Solo nos queda bailar | Crítica

Salir del armario de la tradición

En uno de los varios duelos entre discípulo y maestro que esta cinta articula como explícita dialéctica entre la tradición y la heterodoxia, entre el viejo y el nuevo orden, entre la normalidad y la diferencia, el profesor de la Compañía Nacional de Danza le dice a Merab (un extraordinario Levan Gelbakhiani), nuestro protagonista, que “no hay lugar para la debilidad en la danza georgiana” ya que esta se basa esencialmente en la masculinidad.
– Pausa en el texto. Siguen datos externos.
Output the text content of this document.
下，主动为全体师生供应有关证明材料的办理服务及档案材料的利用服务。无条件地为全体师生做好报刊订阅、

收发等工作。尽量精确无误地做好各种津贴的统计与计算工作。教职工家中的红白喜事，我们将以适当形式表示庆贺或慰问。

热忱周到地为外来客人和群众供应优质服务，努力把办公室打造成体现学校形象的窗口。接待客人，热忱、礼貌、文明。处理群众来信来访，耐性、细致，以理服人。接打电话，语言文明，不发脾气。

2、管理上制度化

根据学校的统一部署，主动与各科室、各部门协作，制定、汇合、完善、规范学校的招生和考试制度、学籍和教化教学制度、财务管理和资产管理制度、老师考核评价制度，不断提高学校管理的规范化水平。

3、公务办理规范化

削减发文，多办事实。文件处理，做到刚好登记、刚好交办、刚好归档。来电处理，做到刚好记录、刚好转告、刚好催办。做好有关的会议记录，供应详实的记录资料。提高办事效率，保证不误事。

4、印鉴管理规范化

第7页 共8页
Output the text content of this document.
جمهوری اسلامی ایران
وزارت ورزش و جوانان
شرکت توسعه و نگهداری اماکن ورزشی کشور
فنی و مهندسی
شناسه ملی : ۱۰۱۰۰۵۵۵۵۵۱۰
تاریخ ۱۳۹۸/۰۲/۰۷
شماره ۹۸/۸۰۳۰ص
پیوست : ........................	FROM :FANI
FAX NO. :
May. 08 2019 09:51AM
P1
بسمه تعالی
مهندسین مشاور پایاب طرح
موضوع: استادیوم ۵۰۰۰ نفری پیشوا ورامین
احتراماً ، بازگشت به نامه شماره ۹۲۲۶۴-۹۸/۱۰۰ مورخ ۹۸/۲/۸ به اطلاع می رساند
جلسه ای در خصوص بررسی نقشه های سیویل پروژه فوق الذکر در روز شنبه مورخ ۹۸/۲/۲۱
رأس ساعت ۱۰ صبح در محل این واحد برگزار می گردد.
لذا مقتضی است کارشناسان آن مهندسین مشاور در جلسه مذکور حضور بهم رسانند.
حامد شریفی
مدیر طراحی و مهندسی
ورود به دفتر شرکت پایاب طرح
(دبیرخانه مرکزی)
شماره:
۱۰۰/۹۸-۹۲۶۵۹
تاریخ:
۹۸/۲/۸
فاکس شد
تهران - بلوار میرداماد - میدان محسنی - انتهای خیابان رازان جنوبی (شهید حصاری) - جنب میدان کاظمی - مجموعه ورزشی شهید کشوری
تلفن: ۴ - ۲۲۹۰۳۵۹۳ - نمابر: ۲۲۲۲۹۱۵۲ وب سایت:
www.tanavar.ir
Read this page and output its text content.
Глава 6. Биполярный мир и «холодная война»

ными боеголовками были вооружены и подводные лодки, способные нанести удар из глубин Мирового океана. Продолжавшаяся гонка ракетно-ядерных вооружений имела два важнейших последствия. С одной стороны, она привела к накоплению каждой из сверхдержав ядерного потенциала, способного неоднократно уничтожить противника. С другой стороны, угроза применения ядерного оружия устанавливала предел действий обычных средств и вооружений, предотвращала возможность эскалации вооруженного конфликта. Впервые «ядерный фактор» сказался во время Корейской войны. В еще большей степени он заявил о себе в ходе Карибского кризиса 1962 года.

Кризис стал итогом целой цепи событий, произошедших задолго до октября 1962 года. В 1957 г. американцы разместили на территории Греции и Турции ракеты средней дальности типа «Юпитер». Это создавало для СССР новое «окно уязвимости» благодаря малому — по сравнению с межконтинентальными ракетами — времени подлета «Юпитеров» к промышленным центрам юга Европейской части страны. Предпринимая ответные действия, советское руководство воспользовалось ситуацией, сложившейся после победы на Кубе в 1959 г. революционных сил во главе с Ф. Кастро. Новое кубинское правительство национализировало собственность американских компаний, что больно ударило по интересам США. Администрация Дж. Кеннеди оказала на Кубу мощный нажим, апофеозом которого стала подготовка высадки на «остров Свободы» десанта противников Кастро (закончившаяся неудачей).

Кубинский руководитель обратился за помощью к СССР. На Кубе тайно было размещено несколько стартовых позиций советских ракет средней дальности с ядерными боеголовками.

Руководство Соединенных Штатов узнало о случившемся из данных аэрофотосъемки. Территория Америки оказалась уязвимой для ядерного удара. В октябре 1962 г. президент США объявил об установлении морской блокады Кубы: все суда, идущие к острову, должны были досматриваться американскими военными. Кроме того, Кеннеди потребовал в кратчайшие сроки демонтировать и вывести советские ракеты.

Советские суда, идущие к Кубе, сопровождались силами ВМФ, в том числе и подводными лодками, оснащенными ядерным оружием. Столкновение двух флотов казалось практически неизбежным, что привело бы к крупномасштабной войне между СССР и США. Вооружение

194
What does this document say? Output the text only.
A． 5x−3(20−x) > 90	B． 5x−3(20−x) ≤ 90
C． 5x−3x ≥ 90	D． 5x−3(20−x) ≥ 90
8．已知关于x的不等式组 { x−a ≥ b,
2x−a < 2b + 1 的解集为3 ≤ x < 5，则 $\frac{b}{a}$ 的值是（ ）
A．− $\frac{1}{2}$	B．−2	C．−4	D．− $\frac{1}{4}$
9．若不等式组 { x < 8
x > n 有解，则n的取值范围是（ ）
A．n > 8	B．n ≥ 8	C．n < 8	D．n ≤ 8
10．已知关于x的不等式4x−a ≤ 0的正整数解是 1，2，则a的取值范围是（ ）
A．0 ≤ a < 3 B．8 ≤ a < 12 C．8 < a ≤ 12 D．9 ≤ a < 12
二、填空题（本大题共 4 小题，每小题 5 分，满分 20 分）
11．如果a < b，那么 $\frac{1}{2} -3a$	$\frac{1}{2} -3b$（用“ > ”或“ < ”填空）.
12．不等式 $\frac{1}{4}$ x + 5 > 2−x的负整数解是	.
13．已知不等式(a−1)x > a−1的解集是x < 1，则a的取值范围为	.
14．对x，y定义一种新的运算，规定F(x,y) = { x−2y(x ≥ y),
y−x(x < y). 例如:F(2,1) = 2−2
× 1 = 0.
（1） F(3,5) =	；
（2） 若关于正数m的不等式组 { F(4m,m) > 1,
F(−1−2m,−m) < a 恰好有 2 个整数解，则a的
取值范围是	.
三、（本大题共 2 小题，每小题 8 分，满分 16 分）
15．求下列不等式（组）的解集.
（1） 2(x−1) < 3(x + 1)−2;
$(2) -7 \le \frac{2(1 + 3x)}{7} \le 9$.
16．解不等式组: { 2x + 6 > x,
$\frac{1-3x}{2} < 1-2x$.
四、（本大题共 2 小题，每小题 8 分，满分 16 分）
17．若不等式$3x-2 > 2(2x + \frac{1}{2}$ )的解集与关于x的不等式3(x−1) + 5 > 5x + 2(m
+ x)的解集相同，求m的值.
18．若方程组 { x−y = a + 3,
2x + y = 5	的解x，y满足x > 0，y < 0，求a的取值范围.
Casi no era necesario verbalizar el conflicto que vertebra esta película de Levan Akin premiada por el público del SEFF, un cinta estimable, emparentada en cierta forma con Girl de Lukas Dhont, que tiene muchas mejores armas (el trabajo corporal y físico de sus intérpretes capturado por una puesta en escena naturalista y de aliento lírico) para articular su discurso de confrontación, ruptura y liberación en una Georgia que aún se debate entre la fidelidad a las raíces (patriarcales) de su folclore (sin duda rico y hermoso) y la obligada modernización que afecta a las nuevas generaciones del siglo XXI.

Así, el conflicto de Merab con la tradición es también el de la aceptación de su propia identidad sexual, una doble prisión que, unida a los problemas familiares, a la relación con el hermano o con la que se supone tendría que ser su novia, hacen de su paulatina y convincente afirmación homosexual, materializada en el enamoramiento de un compañero tratado y mostrado con tacto y acierto, y en una excelente secuencia final de baile, un verdadero y catártico camino de salida de una cultura, una sociedad y un país que aún no parecen haber superado las rémoras del pasado.